Lany - Czech President Milos Zeman considers the possible nomination of Jean-Claude Juncker for European Commission head a good choice and he believes that the new EC will bring about changes to the EU, he said in the Talks in Lany interview on Czech Radio today.
Zeman again critically pointed to the EU´s lacking joint foreign policy.
"I think Jean-Claude Juncker is a good choice," Zeman said.
Juncker, former long-standing Luxembourg prime minister, is the election-winning European People´s Party´s (EPP) candidate for the new EC president. On Saturday, his candidacy was backed by the social democrat heads EU countries´ governments, including the Czech and Slovak PMs, Bohuslav Sobotka and Robert Fico.
Next week, Juncker´s candidacy will be discussed by the EU summit in Brussels.
Zeman, former Czech social democrat PM in 1998-2002 who presents himself as a leftist president, said he considers Juncker a professional whom he respects.
Zeman said he hopes that the new European Commission will bring about a change to the EU policy. He considers Juncker a guarantee for changes to be really made, he added.
He reproached the outgoing EC, headed by Jose Manuel Barroso, for having excessively focused on details, as a result of which it "could not see the forest for the trees."
In connection with the Ukrainian crisis, Zeman said the lack of the EU´s joint foreign policy is a mistake.

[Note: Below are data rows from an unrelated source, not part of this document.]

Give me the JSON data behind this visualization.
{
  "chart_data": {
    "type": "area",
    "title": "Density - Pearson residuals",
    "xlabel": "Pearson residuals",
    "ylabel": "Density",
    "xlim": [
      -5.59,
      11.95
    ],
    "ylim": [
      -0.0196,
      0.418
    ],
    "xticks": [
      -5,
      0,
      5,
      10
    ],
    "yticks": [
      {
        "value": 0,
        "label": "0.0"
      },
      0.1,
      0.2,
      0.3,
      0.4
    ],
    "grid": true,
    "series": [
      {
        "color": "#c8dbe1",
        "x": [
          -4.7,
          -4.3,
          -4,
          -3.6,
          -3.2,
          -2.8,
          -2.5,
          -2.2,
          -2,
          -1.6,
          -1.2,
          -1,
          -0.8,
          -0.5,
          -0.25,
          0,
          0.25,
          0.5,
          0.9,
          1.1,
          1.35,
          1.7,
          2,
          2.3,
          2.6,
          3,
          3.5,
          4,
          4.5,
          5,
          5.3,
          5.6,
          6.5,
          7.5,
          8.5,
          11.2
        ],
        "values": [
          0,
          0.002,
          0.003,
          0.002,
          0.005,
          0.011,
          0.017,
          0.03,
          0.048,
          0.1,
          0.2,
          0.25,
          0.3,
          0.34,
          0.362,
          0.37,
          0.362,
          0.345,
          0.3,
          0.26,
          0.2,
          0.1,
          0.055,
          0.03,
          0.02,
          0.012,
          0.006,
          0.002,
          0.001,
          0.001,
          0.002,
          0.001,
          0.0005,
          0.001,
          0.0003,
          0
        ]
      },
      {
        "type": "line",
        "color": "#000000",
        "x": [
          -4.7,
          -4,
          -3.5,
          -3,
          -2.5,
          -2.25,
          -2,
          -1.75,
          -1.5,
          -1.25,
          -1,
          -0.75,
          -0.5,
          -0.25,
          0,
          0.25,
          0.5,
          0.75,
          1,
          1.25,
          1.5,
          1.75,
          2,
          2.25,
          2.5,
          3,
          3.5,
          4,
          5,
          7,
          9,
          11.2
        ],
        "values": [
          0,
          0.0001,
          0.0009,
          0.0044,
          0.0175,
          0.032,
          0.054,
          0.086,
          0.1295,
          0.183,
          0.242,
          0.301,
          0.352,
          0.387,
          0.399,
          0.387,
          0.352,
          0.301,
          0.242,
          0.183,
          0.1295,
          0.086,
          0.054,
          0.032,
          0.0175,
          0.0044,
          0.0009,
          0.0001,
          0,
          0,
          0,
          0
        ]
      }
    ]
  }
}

"We tend to put the cart before the horse, because, first, we appoint a European foreign minister and only afterwards we laboriously seek the tasks for the minister to fulfil. It should be done the other way round. First, the tasks should be defined and only then a suitable person should be sought to fulfil them," Zeman said.
Similarly, the EU lacks a joint defence policy, he said, adding that he would like the joint economic policy to intensify as well.

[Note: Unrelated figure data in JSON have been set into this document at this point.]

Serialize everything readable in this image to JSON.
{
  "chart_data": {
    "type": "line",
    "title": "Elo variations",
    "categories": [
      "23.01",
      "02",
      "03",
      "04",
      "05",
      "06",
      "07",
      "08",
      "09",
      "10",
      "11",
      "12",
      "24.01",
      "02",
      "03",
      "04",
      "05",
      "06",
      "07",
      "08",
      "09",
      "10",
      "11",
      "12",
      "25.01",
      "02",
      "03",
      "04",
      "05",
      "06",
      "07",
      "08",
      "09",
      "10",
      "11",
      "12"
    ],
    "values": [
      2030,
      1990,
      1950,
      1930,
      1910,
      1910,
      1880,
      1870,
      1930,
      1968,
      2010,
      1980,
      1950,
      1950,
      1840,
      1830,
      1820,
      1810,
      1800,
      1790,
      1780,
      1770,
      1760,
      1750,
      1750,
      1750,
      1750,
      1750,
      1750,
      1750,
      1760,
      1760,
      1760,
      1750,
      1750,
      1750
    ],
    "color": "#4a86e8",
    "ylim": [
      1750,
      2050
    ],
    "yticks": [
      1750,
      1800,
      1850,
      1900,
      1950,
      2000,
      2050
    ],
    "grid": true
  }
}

Zeman said he believes that a possible way to calm down the tension in Ukraine are negotiations between the new Ukrainian President Petro Poroshenko and Rashid Akhmetov, the richest Ukrainian who enjoys a big influence in the Eastern Ukrainian Donbas region.
"As far as the armed conflict is concerned, I´d support a long-term ceasefire. Wounds heal slowly. If you try to speed up their healing, you usually achieve the opposite," Zeman said, reacting to the ceasefire the Kiev government declared unilaterally on Friday.